Unique Sugar Structures as Fingerprints for Seafood Authentication

Science

Seafood is one of the most widely consumed foods worldwide, yet mislabelling remains a major problem. Seafood fraud can pose health risks, reduce consumer trust, and harm the environment. There is a strong need for fast and reliable methods to identify seafood products in both markets and restaurants. In this study, we show that N-glycans, naturally occurring sugar molecules, can be used to distinguish different fish species, including barramundi, red snapper, and red tilapia. This approach provides an accurate and practical method for seafood authentication.

Societal Impact

Ion mobility–mass spectrometry (IM-MS) is a powerful analytical technique that is increasingly used to study important biological molecules such as proteins, sugars, and lipids. Some sugars, known as glycans, can carry modifications (such as O-acetylation) that create molecules with the same chemical formula but different structures. These structural differences vary between fish species. In this work, we show that these glycan structural patterns can be reliably detected using IM-MS and used to accurately identify fish species. This approach overcomes key limitations of current authentication methods and provides a more robust tool to combat seafood mislabelling.
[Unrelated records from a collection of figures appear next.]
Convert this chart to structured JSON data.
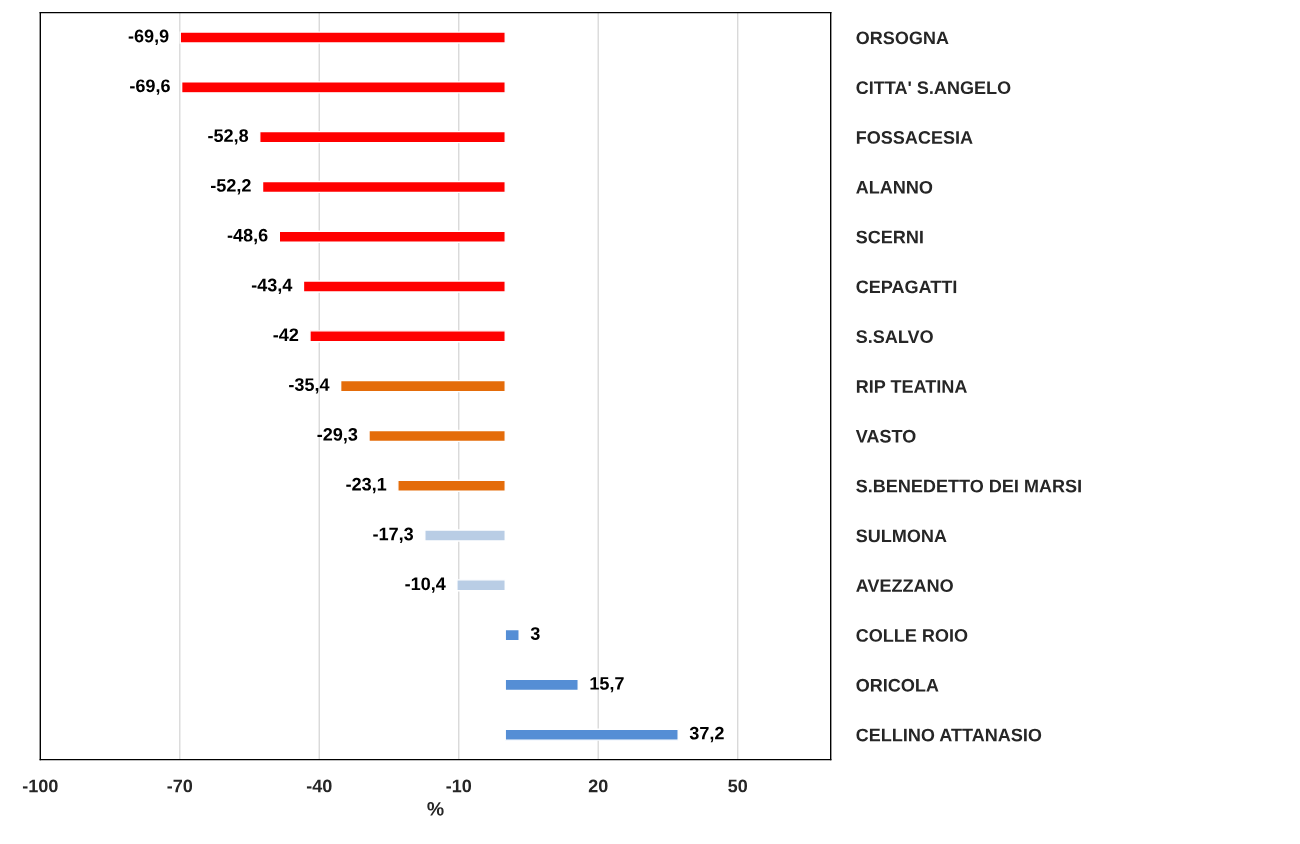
{
  "chart_data": {
    "type": "bar",
    "orientation": "horizontal",
    "xlabel": "%",
    "categories": [
      "ORSOGNA",
      "CITTA' S.ANGELO",
      "FOSSACESIA",
      "ALANNO",
      "SCERNI",
      "CEPAGATTI",
      "S.SALVO",
      "RIP TEATINA",
      "VASTO",
      "S.BENEDETTO DEI MARSI",
      "SULMONA",
      "AVEZZANO",
      "COLLE ROIO",
      "ORICOLA",
      "CELLINO ATTANASIO"
    ],
    "values": [
      -69.9,
      -69.6,
      -52.8,
      -52.2,
      -48.6,
      -43.4,
      -42,
      -35.4,
      -29.3,
      -23.1,
      -17.3,
      -10.4,
      3,
      15.7,
      37.2
    ],
    "value_labels": [
      "-69,9",
      "-69,6",
      "-52,8",
      "-52,2",
      "-48,6",
      "-43,4",
      "-42",
      "-35,4",
      "-29,3",
      "-23,1",
      "-17,3",
      "-10,4",
      "3",
      "15,7",
      "37,2"
    ],
    "colors": [
      "#ff0000",
      "#ff0000",
      "#ff0000",
      "#ff0000",
      "#ff0000",
      "#ff0000",
      "#ff0000",
      "#e46c0a",
      "#e46c0a",
      "#e46c0a",
      "#b9cde5",
      "#b9cde5",
      "#558ed5",
      "#558ed5",
      "#558ed5"
    ],
    "xlim": [
      -100,
      70
    ],
    "xticks": [
      -100,
      -70,
      -40,
      -10,
      20,
      50
    ],
    "grid": "x"
  }
}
By improving the accuracy of seafood identification, this method supports consumer protection, food transparency, and sustainable fisheries.

Technical Summary

In this study, liquid chromatography–ion mobility–mass spectrometry (LC-IM-MS) was employed to characterize the N-glycan profiles of three commercially relevant fish species: barramundi and snapper, together with tilapia, a common adulterant encountered in markets and restaurants. Principal component analysis (PCA) revealed clear separation and reliable identification of the three species based on the relative abundances of O-acetylated sialic acid–containing N-glycans. In addition, ion mobility–derived drift times and collision cross section (CCS) values of species-specific ions were determined, highlighting distinct glycan signatures and marked differences in their relative intensities among the samples.
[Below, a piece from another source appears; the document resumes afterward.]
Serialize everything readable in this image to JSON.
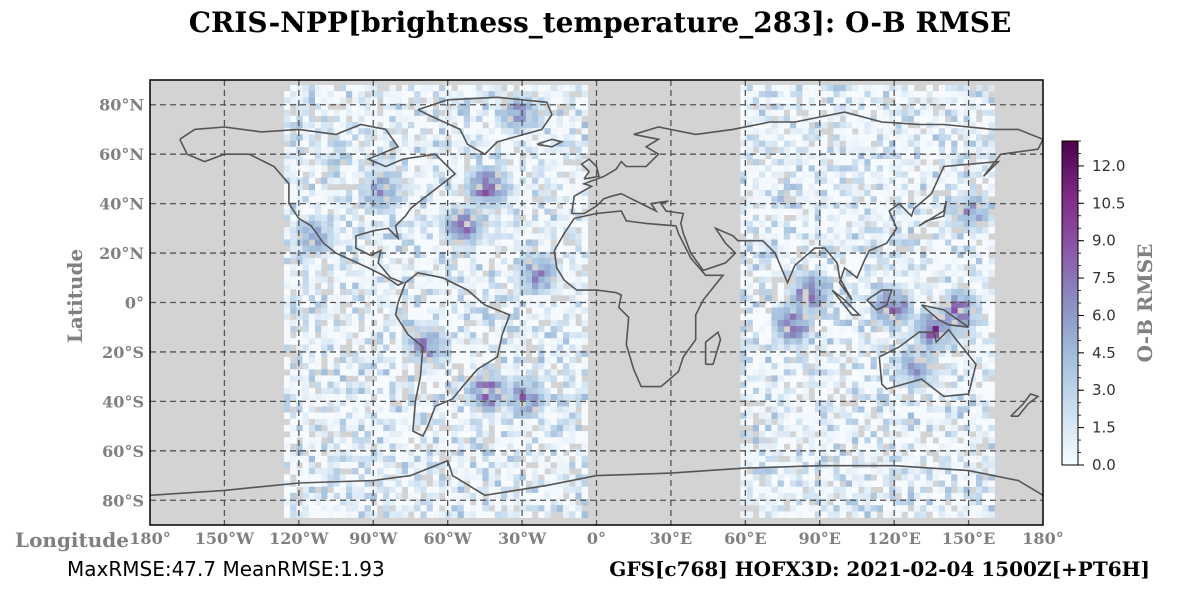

For the first time, we demonstrate an LC-IM-MS–based strategy for differentiating fish species using O-acetylated sialic acid (O-Ac-Sia)–containing N-glycan fragments. The high consistency of these O-Ac-Sia N-glycan signatures in both raw and heat-treated fish muscle tissues enables species identification across multiple stages of the supply chain, from harvesting to consumer purchase in markets and restaurants. This work establishes food glycomics as a robust alternative to DNA barcoding for seafood authentication. The refined LC-IM-MS glycomics workflow presented here serves as a proof-of-concept and can be further extended to authenticate additional seafood species through the identification and quantification of O-Ac-Sias.
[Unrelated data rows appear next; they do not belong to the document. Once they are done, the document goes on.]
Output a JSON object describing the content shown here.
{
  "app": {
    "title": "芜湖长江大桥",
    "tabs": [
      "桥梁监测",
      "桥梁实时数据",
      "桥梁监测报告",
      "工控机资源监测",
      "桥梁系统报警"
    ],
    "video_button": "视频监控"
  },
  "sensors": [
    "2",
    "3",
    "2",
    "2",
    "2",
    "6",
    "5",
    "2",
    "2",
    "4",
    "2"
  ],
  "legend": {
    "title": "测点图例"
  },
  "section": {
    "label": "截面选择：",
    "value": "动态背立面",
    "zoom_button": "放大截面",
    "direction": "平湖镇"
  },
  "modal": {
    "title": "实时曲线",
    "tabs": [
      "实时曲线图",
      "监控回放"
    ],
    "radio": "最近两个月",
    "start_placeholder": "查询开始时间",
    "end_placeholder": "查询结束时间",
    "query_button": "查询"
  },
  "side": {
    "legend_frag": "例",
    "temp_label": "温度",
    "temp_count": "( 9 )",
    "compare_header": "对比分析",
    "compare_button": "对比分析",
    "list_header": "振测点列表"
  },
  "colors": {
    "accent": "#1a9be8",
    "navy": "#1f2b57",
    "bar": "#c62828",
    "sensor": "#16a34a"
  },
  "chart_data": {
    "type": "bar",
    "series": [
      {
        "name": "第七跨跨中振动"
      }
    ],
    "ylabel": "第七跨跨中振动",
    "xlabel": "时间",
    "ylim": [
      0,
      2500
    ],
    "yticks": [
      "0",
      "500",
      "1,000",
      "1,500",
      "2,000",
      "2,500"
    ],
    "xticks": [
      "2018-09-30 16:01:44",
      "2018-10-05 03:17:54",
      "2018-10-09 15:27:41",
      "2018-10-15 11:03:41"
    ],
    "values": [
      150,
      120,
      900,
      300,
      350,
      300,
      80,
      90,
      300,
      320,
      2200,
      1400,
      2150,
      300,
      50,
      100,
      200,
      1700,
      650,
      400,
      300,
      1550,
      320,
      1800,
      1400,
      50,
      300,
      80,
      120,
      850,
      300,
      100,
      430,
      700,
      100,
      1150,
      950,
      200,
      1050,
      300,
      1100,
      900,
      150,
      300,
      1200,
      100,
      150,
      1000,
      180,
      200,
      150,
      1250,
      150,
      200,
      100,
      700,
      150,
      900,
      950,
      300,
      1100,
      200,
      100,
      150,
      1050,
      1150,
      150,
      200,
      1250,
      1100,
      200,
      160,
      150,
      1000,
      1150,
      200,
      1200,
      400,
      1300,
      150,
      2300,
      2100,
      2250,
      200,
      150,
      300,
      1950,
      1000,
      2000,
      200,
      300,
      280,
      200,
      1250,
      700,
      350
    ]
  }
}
Figure 1. Glycomics-based workflow for fish authentication of fish species by employing liquid chromatography ion mobility-mass spectrometry analysis.

References

Walsh, I., Ruethers, T., Chiin, S. L., Teo, G., Tay, S. J., Wan, C., Pang, K. T., Chia, S., Lopata, A. L., & Qiu, B. (2025). Differentiation of Fish Species Based on O-Acetylated N-Glycan Fragments Using LC-IM-MS to Combat Seafood Adulteration. Applied Food Research, 101428.